Há um mérito estético e político particular na forma como o documentário filma os templos e os palanques como se fossem o mesmo espaço sagrado, apenas com microfones de formatos distintos. O enquadramento insistente em mãos erguidas, olhos fechados, lágrimas e bandeiras revela a fusão entre culto e campanha, entre oração e comício: tudo é espetáculo, tudo é liturgia de adesão, tudo é coreografia de fé e medo. Esse gesto visual cria uma espécie de teologia da imagem política, na qual a cruz e a bandeira não apenas convivem, mas se tornam indissociáveis, inaugurando uma forma de nacionalismo devocional que transforma qualquer discordância em blasfêmia, qualquer crítica em perseguição espiritual, qualquer divergência em guerra do bem contra o mal.

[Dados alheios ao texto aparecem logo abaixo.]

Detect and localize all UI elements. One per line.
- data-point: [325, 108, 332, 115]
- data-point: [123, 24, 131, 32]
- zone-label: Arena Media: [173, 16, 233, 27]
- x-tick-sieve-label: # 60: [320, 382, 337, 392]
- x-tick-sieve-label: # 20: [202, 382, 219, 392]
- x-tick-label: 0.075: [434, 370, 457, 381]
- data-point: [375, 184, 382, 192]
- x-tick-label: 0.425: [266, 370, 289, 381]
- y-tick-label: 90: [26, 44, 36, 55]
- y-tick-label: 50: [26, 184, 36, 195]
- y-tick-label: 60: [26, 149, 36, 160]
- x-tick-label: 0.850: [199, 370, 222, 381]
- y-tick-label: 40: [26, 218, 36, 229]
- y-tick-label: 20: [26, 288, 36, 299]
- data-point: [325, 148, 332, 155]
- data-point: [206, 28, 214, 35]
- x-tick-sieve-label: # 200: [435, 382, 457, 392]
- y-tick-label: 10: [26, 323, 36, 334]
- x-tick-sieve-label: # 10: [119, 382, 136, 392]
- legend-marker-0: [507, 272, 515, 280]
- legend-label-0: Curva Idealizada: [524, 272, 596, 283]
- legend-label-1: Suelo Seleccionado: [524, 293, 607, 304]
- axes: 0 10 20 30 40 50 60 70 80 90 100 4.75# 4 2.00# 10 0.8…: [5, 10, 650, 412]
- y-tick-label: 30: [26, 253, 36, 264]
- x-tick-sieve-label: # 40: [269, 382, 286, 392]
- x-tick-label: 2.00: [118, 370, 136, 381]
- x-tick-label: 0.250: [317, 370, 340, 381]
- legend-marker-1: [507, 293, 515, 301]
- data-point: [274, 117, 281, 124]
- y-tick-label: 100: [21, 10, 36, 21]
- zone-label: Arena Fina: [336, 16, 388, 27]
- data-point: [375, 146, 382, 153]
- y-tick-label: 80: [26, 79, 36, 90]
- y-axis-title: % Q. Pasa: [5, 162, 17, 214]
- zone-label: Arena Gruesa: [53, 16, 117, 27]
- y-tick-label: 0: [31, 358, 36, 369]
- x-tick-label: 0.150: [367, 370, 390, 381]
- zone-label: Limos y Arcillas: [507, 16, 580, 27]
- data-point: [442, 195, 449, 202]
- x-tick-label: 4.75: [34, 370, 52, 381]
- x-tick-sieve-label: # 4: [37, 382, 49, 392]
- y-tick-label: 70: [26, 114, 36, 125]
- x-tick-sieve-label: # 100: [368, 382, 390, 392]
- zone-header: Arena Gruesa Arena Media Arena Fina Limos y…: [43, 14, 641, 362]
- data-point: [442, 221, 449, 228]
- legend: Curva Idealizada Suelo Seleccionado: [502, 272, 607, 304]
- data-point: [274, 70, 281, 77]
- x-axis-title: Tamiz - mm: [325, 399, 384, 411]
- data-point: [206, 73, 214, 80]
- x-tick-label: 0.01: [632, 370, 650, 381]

As reflexões que o filme provoca são menos confortáveis que qualquer debate raso sobre “laicidade do Estado”. O documentário expõe o modo como a retórica apocalíptica serve como tecnologia de governo a cada vez que se diz que o mundo está à beira do colapso, que a família está sob ataque, que Deus foi expulso da escola e do Parlamento, cria-se um clima de urgência que justifica o excepcional, o autoritário, o intolerante. A promessa do fim do mundo funciona como cheque em branco assinado pela população com medo, entregue a líderes que falam em nome de Deus, mas negociam em nome de bancadas, verbas, emendas, cargos e blindagens jurídicas extremamente concretas.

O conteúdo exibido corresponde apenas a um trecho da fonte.